Siang ini gue duduk-duduk sambil
ngetik di ayunan yang ada di taman rumah, yah lama-lama rumah gue bias dapet
kalpataru. Pohon dimana-mana, rumput dimana-mana, sampe-sampe ada monyet
jalan-jalan dihalaman depan.
Gue jadi kepikiran dengan cerita
mama gue tentang suatu kata yang sederhana tapi memiliki penuh makna, ya
kayaknya namanya “CINTA” kalo saya tidak salah.
Masalah cinta, dulu mama dan ayah
gue nggak pernah pacaran. Sumpah! Katanya mereka nggak pernah pacaran.

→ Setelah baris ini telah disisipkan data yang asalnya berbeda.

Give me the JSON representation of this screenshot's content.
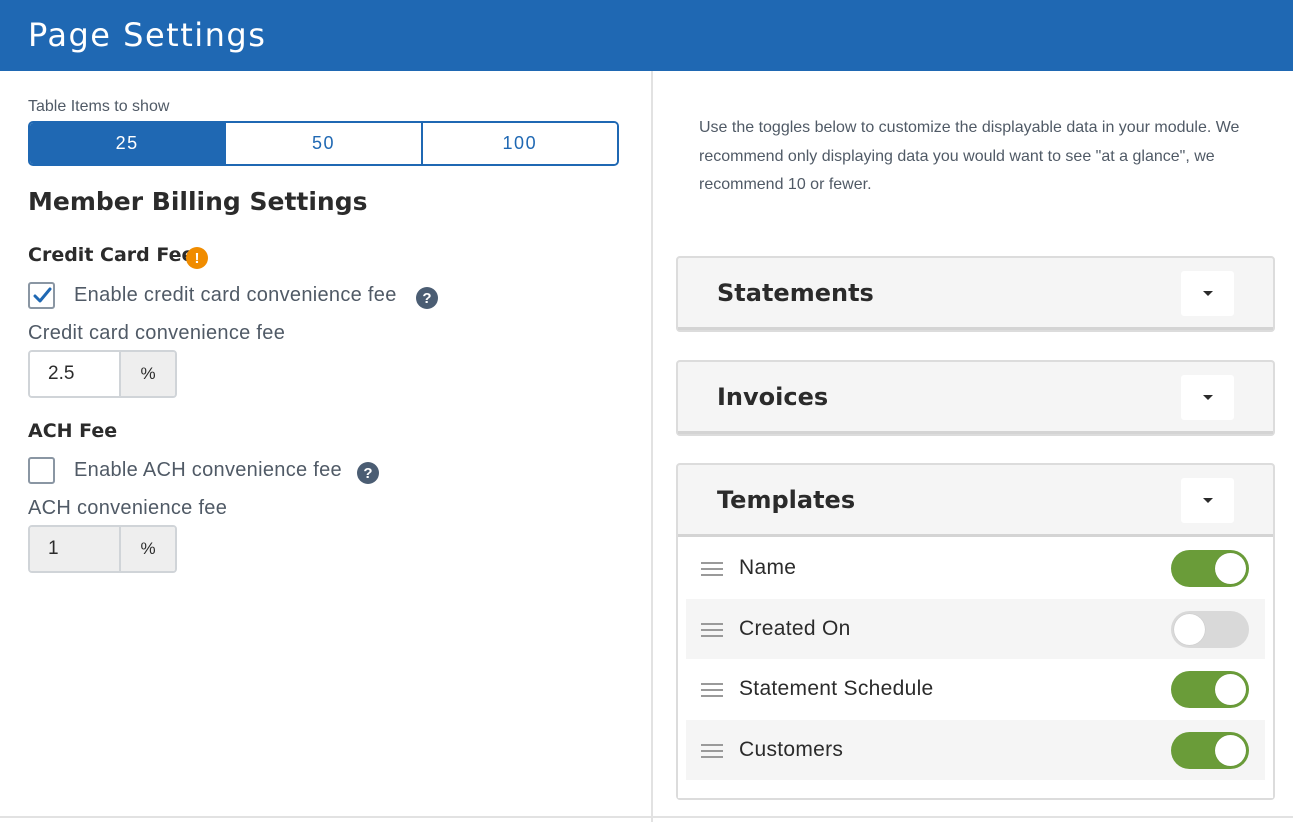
{
  "header": {
    "title": "Page Settings"
  },
  "table_items": {
    "label": "Table Items to show",
    "options": [
      "25",
      "50",
      "100"
    ],
    "selected": "25"
  },
  "billing": {
    "title": "Member Billing Settings",
    "credit_card": {
      "heading": "Credit Card Fee",
      "warning_icon": "!",
      "checkbox_label": "Enable credit card convenience fee",
      "checked": true,
      "help_icon": "?",
      "field_label": "Credit card convenience fee",
      "value": "2.5",
      "unit": "%"
    },
    "ach": {
      "heading": "ACH Fee",
      "checkbox_label": "Enable ACH convenience fee",
      "checked": false,
      "help_icon": "?",
      "field_label": "ACH convenience fee",
      "value": "1",
      "unit": "%"
    }
  },
  "intro_text": "Use the toggles below to customize the displayable data in your module. We recommend only displaying data you would want to see \"at a glance\", we recommend 10 or fewer.",
  "panels": [
    {
      "title": "Statements"
    },
    {
      "title": "Invoices"
    },
    {
      "title": "Templates",
      "rows": [
        {
          "label": "Name",
          "on": true
        },
        {
          "label": "Created On",
          "on": false
        },
        {
          "label": "Statement Schedule",
          "on": true
        },
        {
          "label": "Customers",
          "on": true
        }
      ]
    }
  ],
  "colors": {
    "primary": "#1f68b3",
    "toggle_on": "#6a9c39",
    "toggle_off": "#d9d9d9",
    "warning": "#f08c00",
    "help": "#4b5d73"
  }
}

Jadi ceritanya dulu mamaku cewek
yang rajin banget, dia waktu matahari terbit jalan kaki dari rumah tempat dia
numpang ke universitasnya buat pergi kuliah, trus waktu sore sampe malem kerja
di pertokoan yang ada di sekitar pasar burung dekat samping pasar 16 ilir gitu.
Tau kan? Ya udah ditahu kan aja. Kenapa dia kerja sambil kuliah? Karena dia
lahir dari keluarga miskin, miskin banget, hehe.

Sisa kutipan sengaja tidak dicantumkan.